De la confusion entre "Penalties" et "Tirs au but" : Une crise de formation


​Il n'est guère surprenant que Derradji trouve les décisions de la CAF complexes ou « inédites ». Pour un commentateur qui, tout au long de sa carrière, a peiné à faire la distinction technique entre un pénalty (faute en cours de jeu) et les tirs au but (séance de départage), l'interprétation des règlements disciplinaires de la CAF semble être un exercice hors de portée.
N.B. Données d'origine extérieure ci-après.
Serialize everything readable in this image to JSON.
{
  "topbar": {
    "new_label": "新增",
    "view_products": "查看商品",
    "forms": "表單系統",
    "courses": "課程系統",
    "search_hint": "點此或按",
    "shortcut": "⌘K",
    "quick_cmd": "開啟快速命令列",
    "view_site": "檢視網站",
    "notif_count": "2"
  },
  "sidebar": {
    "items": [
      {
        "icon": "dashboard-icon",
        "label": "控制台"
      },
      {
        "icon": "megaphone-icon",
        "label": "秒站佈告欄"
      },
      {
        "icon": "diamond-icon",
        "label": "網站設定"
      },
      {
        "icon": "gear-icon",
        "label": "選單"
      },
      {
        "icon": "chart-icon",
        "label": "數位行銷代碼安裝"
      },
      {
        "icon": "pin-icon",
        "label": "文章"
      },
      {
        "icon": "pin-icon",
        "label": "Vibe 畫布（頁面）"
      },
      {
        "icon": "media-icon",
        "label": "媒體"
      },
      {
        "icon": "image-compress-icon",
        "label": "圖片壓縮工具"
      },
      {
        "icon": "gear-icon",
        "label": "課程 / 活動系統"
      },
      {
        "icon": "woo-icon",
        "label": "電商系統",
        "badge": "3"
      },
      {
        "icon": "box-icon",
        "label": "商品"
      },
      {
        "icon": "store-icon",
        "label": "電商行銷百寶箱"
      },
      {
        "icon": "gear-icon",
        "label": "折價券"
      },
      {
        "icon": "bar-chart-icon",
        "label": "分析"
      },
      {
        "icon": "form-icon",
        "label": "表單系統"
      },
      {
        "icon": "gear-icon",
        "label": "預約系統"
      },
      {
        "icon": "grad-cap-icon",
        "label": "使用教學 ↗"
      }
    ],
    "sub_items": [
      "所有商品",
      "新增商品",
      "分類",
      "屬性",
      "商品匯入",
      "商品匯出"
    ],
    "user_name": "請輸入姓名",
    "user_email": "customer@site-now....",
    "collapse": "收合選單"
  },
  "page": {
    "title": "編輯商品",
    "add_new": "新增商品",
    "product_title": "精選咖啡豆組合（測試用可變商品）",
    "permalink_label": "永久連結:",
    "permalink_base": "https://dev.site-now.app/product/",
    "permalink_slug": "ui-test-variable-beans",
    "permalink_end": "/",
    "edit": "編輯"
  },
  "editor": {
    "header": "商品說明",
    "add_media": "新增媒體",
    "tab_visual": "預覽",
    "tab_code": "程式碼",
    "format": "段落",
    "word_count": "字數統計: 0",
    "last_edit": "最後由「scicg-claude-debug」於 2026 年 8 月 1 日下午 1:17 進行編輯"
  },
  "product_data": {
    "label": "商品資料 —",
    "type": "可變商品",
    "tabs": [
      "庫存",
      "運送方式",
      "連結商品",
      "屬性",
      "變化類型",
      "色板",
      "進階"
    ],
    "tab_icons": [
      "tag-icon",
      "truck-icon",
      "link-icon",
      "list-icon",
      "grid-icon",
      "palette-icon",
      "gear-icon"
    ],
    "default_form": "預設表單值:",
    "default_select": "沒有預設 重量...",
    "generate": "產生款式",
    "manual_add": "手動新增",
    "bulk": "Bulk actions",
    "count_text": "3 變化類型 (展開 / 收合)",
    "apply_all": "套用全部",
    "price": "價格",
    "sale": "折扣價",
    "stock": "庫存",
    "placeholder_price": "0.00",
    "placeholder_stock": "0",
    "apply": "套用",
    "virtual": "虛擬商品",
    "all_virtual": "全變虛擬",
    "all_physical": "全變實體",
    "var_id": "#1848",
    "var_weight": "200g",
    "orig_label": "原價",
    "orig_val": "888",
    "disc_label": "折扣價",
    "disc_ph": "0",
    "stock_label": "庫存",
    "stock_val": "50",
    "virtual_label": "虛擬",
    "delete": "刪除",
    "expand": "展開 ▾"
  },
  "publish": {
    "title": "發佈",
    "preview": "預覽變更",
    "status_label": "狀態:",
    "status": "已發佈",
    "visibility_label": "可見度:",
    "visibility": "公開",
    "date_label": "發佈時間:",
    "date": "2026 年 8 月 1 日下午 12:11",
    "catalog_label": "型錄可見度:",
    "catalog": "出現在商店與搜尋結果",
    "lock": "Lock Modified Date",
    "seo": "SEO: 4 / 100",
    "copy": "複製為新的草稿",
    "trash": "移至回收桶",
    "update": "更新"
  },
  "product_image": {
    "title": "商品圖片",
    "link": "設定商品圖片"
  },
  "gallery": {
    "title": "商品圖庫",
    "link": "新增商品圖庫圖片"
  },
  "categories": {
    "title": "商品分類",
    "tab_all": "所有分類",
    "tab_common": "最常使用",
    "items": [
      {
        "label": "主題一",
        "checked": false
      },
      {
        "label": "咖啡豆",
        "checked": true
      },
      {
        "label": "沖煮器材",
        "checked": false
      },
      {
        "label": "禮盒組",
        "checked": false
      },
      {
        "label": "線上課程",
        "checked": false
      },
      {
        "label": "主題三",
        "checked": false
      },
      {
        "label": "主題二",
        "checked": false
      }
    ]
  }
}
Si les rudiments techniques du jeu lui échappent, comment peut-on attendre de lui une compréhension fine des statuts juridiques des compétitions continentales ?


​Le Maroc et le Droit : La victoire des institutions, pas des "coulisses"


​L’équité rendue au Maroc par la CAF n'est ni une faveur, ni une manœuvre de coulisses. C’est le résultat d'un dossier juridique solide, rigoureusement documenté, qui a imposé la force du règlement. En criant au « du jamais vu », certains expriment simplement leur choc face à une institution continentale qui commence enfin à appliquer ses procédures loin de toute pression politique ou émotionnelle.


Conclusion

​Le football se joue avec la raison et les lois avant de se jouer avec les pieds. Tenter de discréditer des décisions institutionnelles par des arguments fallacieux n'est qu'une tentative désespérée de masquer un échec sur le terrain par le bruit numérique. Il est temps pour certains de comprendre que le micro est une responsabilité, que l’ignorance de la loi n'est pas une excuse, et que l'ignorance de l'histoire est, elle, une faute professionnelle.